FARMINGTON – Nearly 100 would-be rodeo stars participated in a competition at Mt. Blue High School on Friday, but not a horse, bull or cow was to be found there.
Ninety-five school bus drivers negotiated 40-foot-long buses through daunting feats during the annual bus rodeo.
Sandy Hammond, bus driver from SAD 43 in Rumford and Mexico, was competing for the third time. A former manufacturing employee, she started driving a bus four years ago.
“I love it,” she said of her job. “I have all little kids this year.”
Negotiating the yellow motorized icons of public schools around cones, sidling up within inches of a curb and stopping within inches of a line require skills most passenger car drivers can’t fathom. But they are skills school bus drivers muster regularly, and often with up to 84 school children aboard.
Friday, during spring break, drivers had a reprieve from the additional responsibilities of children’s safety as they took their own tests. More than 250 drivers from Franklin, Oxford, Androscoggin, Somerset and Kennebec counties attended the mandatory training and federal testing. Almost half chose to participate in the optional qualifying rodeo competition, winners of which will be eligible to compete at a statewide competition.
Veteran bus mechanic David Bachelder of Phillips has worked for SAD 58 for almost 19 years.
“It’s a lot of fun,” he said of the rodeo. Bachelder has taken the state championship “a couple of times” and placed sixth in the international competition, which includes drivers from the United States and Canada. He took second place in the conventional bus category Friday, according to organizer David Leavitt, transportation director for SAD 9.
Leavitt has been organizing the event for 10 of the 30 years it has been hosted at Mt. Blue High School.

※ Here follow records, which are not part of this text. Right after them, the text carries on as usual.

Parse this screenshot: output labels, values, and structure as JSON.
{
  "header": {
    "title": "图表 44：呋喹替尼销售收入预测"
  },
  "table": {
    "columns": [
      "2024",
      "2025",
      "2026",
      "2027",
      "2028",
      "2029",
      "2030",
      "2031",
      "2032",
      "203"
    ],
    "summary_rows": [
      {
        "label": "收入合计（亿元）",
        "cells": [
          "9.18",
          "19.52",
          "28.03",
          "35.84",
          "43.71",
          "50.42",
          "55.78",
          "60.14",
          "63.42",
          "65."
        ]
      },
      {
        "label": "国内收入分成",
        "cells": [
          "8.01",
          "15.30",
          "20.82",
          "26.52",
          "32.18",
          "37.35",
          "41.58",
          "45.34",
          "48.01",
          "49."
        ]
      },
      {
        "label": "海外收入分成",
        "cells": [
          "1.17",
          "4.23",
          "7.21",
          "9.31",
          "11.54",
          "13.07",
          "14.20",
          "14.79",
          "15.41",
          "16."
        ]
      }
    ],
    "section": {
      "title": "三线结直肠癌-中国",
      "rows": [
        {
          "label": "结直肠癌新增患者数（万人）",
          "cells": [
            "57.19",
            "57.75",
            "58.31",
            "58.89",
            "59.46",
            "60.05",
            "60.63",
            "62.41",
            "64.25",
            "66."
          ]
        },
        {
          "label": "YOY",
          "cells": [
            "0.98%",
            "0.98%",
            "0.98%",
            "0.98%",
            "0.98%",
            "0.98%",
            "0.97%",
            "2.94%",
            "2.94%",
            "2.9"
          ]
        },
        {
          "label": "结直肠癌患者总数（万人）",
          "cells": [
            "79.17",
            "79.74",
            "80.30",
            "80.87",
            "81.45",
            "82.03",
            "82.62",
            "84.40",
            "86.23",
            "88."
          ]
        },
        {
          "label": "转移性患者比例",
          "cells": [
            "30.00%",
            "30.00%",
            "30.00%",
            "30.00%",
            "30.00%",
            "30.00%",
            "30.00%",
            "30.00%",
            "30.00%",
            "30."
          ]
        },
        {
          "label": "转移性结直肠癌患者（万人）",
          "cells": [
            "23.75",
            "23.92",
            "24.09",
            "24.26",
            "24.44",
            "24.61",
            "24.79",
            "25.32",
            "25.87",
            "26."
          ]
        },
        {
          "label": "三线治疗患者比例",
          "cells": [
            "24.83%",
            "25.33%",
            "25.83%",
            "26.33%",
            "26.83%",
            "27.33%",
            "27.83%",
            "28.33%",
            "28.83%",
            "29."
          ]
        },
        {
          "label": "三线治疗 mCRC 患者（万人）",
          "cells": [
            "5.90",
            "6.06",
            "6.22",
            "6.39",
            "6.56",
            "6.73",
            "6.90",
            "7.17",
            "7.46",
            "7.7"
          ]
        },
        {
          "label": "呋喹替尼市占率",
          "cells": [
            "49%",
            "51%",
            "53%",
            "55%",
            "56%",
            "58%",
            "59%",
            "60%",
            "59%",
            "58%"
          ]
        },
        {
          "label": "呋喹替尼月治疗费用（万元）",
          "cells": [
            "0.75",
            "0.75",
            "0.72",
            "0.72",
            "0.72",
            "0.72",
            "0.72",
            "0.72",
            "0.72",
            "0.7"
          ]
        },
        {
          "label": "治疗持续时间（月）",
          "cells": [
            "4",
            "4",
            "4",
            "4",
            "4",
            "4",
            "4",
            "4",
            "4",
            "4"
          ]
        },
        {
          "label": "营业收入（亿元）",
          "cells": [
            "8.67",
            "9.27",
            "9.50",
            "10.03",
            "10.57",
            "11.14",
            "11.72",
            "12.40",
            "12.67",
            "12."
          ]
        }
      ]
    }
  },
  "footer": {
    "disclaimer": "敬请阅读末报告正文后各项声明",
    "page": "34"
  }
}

“It’s a lot of work,” he said. “But it brings drivers together. They can share war stories. They realize they’re not alone in these situations.”
Driving at speeds in the single digits, drivers were asked to maneuver through five courses of obstacles. For each skill that was tested, drivers are penalized for errors. Like golf, lower scores indicate more skill.
Using six mirrors for visibility, drivers were required to pull up within inches of a curb, swing through three obstacle courses and stop with the front bumper hovering directly over a set line.
School bus operators swerved through bright orange cones at less-than-lightning speeds, squeezed through a tight curve in an offset course and through a double row of cones narrowing from front to back. Points were calculated for every cone hit, some increasing a competitor’s score by as much as 21 points.
Drivers were also required to perform a school bus inspection as they do each day before starting their routes. The bus had five defects that they were expected to find within five minutes, including a missing fire extinguisher tag, missing first aid kit and flares, a non-functioning horn and a loose passenger seat.
Hammond didn’t do as well as she would have liked in the rodeo, having hit the much-feared 21-point cone in the offset course. But, she said, she enjoys coming to the annual training and rodeo.
“I learn a lot; it’s good practice and a good challenge,” she said.
SAD 58 drivers swept the conventional bus category, with John Shaw of Salem and Jane Lane of Kingfield tying for first place and Bachelder winning second.
Drivers from SAD 9 took top prizes in the transit category – the flat-fronted buses – with Ray Wood winning second and Craig Richard taking first with a total score of 30, according to Leavitt.
“It speaks to the skills that SAD 9 drivers have,” said Leavitt. “They’re truly professional.”